# Forum Slow on Iphone :(



## Suraj_TT (Mar 10, 2007)

Hi

I along with others frequently browse the forum on my iPhone - thats how addicted we are!

I can appreciate that the new site may have a few bedding in probs - But I was wondering if it can somehow be made faster for the iPhone!????

Cheers


----------



## kmpowell (May 6, 2002)

Do you mean via WiFi, or when you're on EDGE (or 3G if you have the new version)?

Before I dropped my iPhone a few nights ago and broke it (insurance claim now in progress!), I surfed via WiFi fine. EDGE was slower, but it always will be due to the low speed of EDGE.
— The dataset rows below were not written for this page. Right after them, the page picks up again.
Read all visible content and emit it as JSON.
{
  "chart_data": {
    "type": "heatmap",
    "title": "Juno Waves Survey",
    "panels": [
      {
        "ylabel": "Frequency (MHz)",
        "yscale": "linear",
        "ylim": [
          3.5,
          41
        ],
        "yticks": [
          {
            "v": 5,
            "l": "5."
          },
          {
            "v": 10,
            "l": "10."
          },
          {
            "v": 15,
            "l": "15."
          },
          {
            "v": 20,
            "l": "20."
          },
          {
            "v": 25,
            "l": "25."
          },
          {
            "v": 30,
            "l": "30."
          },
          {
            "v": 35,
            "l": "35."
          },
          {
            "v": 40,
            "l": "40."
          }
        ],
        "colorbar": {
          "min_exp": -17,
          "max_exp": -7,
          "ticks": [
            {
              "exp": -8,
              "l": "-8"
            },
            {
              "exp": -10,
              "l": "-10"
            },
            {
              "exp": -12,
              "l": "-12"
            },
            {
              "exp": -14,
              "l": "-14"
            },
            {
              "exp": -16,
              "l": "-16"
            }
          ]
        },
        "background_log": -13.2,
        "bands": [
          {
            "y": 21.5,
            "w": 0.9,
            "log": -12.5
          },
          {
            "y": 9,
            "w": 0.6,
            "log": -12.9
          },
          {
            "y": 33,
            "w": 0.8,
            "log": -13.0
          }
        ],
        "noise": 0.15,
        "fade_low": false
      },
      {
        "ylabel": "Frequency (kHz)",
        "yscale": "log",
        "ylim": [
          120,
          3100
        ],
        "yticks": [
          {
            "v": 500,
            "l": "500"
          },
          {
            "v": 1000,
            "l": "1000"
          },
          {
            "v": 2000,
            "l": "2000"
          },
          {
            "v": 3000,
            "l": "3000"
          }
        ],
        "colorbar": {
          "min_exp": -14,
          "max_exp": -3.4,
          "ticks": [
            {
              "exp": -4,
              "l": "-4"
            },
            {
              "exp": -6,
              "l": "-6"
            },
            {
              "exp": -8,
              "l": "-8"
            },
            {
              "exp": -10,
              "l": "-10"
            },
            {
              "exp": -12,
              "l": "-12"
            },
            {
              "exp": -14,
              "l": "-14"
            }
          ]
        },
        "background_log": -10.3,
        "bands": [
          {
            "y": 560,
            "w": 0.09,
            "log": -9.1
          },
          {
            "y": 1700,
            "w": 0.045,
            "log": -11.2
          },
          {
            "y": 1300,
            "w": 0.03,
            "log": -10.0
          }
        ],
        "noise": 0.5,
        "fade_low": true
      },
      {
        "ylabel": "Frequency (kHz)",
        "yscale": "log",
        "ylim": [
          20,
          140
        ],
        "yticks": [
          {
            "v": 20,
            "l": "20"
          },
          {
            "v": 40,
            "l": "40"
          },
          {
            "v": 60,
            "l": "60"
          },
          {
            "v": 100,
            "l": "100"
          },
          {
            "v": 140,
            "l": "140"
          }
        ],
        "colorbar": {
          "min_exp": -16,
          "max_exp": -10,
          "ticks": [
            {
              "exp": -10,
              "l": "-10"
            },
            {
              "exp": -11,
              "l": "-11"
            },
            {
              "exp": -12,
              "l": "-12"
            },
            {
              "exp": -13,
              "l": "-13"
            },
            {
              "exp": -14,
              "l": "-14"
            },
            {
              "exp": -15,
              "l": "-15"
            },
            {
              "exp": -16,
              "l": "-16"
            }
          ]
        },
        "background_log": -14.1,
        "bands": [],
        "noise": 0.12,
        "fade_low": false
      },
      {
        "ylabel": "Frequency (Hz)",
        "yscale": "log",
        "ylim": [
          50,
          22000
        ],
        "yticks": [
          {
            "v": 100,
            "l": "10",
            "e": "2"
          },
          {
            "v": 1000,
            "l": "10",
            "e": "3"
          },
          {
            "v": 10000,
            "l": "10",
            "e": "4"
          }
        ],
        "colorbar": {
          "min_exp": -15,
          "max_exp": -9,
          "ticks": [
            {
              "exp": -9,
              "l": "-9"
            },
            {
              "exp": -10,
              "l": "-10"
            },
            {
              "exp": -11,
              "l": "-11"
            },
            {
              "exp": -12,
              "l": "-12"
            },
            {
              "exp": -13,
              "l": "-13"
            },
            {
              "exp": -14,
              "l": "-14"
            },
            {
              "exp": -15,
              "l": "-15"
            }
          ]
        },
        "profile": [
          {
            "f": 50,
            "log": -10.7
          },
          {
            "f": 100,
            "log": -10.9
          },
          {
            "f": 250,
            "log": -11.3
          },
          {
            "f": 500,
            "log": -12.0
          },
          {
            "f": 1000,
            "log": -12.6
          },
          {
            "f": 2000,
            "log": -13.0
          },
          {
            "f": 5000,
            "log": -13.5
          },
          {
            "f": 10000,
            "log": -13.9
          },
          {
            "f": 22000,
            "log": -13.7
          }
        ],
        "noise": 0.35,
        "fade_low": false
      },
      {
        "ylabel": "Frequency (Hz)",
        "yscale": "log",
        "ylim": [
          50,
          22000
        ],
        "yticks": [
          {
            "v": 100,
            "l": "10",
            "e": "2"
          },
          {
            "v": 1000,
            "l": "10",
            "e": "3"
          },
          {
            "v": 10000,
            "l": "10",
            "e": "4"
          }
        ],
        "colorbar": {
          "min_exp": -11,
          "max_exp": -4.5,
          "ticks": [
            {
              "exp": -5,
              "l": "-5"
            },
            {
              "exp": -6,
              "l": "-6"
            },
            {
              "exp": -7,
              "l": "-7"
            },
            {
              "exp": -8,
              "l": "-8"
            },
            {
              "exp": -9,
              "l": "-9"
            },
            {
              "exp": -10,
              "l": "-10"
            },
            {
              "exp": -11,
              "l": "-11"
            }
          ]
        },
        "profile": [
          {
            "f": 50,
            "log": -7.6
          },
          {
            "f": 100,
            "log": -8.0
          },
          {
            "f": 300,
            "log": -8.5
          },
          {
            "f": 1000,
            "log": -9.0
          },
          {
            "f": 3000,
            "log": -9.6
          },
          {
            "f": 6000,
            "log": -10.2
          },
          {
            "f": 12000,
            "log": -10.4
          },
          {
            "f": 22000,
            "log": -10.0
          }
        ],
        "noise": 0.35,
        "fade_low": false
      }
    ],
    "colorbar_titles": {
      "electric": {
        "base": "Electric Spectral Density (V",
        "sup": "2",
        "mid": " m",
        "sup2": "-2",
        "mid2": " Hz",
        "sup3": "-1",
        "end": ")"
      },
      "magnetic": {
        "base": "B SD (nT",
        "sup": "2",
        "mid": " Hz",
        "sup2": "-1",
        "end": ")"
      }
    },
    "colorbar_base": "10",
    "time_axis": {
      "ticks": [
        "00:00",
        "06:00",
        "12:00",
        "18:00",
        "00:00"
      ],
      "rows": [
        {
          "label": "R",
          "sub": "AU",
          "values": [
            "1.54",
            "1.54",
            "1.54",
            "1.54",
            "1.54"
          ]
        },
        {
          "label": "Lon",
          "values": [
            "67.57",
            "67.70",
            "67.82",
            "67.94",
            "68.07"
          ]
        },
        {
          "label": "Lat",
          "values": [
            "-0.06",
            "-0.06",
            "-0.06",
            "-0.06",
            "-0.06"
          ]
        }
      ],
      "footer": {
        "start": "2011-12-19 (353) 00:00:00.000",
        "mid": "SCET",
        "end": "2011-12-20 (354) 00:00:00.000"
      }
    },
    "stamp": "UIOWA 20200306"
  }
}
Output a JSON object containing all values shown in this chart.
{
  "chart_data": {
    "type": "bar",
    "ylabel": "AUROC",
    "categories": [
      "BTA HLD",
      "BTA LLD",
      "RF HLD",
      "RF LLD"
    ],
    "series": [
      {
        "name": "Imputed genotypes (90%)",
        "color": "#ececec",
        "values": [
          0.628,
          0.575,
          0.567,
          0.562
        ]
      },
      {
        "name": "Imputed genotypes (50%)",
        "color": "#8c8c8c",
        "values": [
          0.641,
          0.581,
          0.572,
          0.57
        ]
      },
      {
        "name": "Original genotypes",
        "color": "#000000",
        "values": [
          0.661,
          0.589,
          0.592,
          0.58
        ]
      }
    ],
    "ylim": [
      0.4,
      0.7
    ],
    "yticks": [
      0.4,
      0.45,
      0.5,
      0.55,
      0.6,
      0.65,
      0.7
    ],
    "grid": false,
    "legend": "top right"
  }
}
The main problem that slows page loading on mobiles down is the signature sizes, but no matter how many requests we make people ignore the rules and guidelines.


----------



## Suraj_TT (Mar 10, 2007)

Hello mate

Yes, even on wi-fi I was having probs :?


----------



## kmpowell (May 6, 2002)

Suraj_TT said:


> Hello mate
> 
> Yes, even on wi-fi I was having probs :?


Hmm, not sure why you would have problems with WiFi. The site should load at relatively the same speed as your computer would. It would render it in a different way, but once all the images were cached it should load the same.

What sequence are things loading? e.g Page structure then text and then icons and then images?


----------